On the outside of the building the station name no longer reads ‘Arbroath’ but ‘Ar oath’ which to the unenlightened tourist might momentarily pass for the original Pictish spelling, but not to the hundreds of Arbroathians who use the facility every day.

Councillor David Fairweather said that the sign had been an issue he had been aware of for some time.

He continued: “It’s one of those problems that has been left for so long that nothing seems to get done about it.

“However, I understand that ScotRail are planning on doing something about it shortly, which is good.

“It’s typical of big companies that they take such a long time to make repairs and have to be cajoled into doing something.”

He likened the situation with the sign to the problems that had so recently been raised in the Herald regarding the state of the waste ground at Robert Street which also belongs to the railway company.
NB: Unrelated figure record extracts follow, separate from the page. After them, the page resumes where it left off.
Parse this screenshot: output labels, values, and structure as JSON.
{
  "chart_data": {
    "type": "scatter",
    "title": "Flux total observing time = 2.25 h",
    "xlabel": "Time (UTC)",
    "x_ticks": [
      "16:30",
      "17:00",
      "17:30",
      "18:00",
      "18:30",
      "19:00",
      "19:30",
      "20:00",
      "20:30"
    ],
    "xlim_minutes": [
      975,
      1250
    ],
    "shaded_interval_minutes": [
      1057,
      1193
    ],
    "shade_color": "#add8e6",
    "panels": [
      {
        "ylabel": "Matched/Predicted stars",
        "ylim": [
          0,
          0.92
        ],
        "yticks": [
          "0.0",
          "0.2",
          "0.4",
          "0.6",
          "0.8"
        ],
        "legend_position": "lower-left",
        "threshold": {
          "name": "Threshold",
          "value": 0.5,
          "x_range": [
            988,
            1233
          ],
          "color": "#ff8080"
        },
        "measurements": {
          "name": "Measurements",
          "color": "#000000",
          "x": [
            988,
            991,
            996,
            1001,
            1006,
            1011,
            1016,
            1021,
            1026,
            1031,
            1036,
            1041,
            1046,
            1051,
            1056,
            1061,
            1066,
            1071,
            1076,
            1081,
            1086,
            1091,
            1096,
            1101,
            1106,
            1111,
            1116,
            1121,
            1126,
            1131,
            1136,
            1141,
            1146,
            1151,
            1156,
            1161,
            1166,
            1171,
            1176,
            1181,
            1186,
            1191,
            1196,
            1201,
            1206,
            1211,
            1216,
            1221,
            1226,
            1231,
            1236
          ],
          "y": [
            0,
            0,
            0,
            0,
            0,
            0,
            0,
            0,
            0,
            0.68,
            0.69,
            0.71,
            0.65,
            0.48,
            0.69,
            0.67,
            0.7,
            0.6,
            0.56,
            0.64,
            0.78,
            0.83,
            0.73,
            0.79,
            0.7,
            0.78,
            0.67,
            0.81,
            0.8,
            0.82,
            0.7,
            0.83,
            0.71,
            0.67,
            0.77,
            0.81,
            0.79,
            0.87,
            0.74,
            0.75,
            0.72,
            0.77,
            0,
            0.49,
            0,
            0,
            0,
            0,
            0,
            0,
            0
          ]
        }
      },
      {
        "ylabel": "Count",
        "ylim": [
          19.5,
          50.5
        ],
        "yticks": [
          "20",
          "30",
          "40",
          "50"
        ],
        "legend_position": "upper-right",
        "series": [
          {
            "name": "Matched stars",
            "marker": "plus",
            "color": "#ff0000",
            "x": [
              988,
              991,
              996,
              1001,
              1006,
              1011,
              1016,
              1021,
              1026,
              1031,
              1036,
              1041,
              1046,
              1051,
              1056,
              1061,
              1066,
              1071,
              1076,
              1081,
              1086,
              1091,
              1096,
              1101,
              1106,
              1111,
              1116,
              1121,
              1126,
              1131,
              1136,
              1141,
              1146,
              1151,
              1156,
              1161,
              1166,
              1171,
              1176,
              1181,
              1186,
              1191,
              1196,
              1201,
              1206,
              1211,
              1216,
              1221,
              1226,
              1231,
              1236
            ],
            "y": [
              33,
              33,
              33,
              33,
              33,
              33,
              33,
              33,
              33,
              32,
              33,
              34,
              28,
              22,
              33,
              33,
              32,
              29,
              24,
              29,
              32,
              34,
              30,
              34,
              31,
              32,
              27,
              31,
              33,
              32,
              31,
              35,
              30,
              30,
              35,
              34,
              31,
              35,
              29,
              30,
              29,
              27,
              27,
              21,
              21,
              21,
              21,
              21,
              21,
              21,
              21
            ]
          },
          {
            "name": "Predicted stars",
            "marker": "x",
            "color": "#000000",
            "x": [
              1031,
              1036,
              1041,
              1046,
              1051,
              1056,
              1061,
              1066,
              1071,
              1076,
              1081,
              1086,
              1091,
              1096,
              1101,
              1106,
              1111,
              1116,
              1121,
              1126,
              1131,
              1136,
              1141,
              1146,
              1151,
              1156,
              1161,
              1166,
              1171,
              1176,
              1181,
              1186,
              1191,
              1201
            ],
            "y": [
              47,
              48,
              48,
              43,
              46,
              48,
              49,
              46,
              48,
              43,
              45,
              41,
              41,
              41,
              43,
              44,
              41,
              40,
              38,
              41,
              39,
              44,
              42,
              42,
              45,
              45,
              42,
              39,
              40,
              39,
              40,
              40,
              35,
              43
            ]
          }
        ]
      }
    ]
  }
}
A spokesperson for ScotRail said that they were aware of the issue regarding the sign and stated: “Repairs to the station sign at Arbroath will be carried out within two weeks.”

The spokesperson also mentioned that Arbroath was a leading light in their ‘Adopt a station’ scheme.

It encourages communities to get involved with the decoration of the station, and in the case of Arbroath there has been a strong response.

Local primary school pupils have supplied artwork of the town and a host of planters on the platform contain flowers and shrubs maintained by students at Angus College.

The Abbey Timethemes historical performance troupe also store their costumes and equipment on station premises and they were involved in the unveiling of the large painting by Charles Anderson depicting the signing of the Declaration of Independence.

The station building itself was opened in 1911, and this was marked in April with a performance by Arbroath Abbey Timethemes.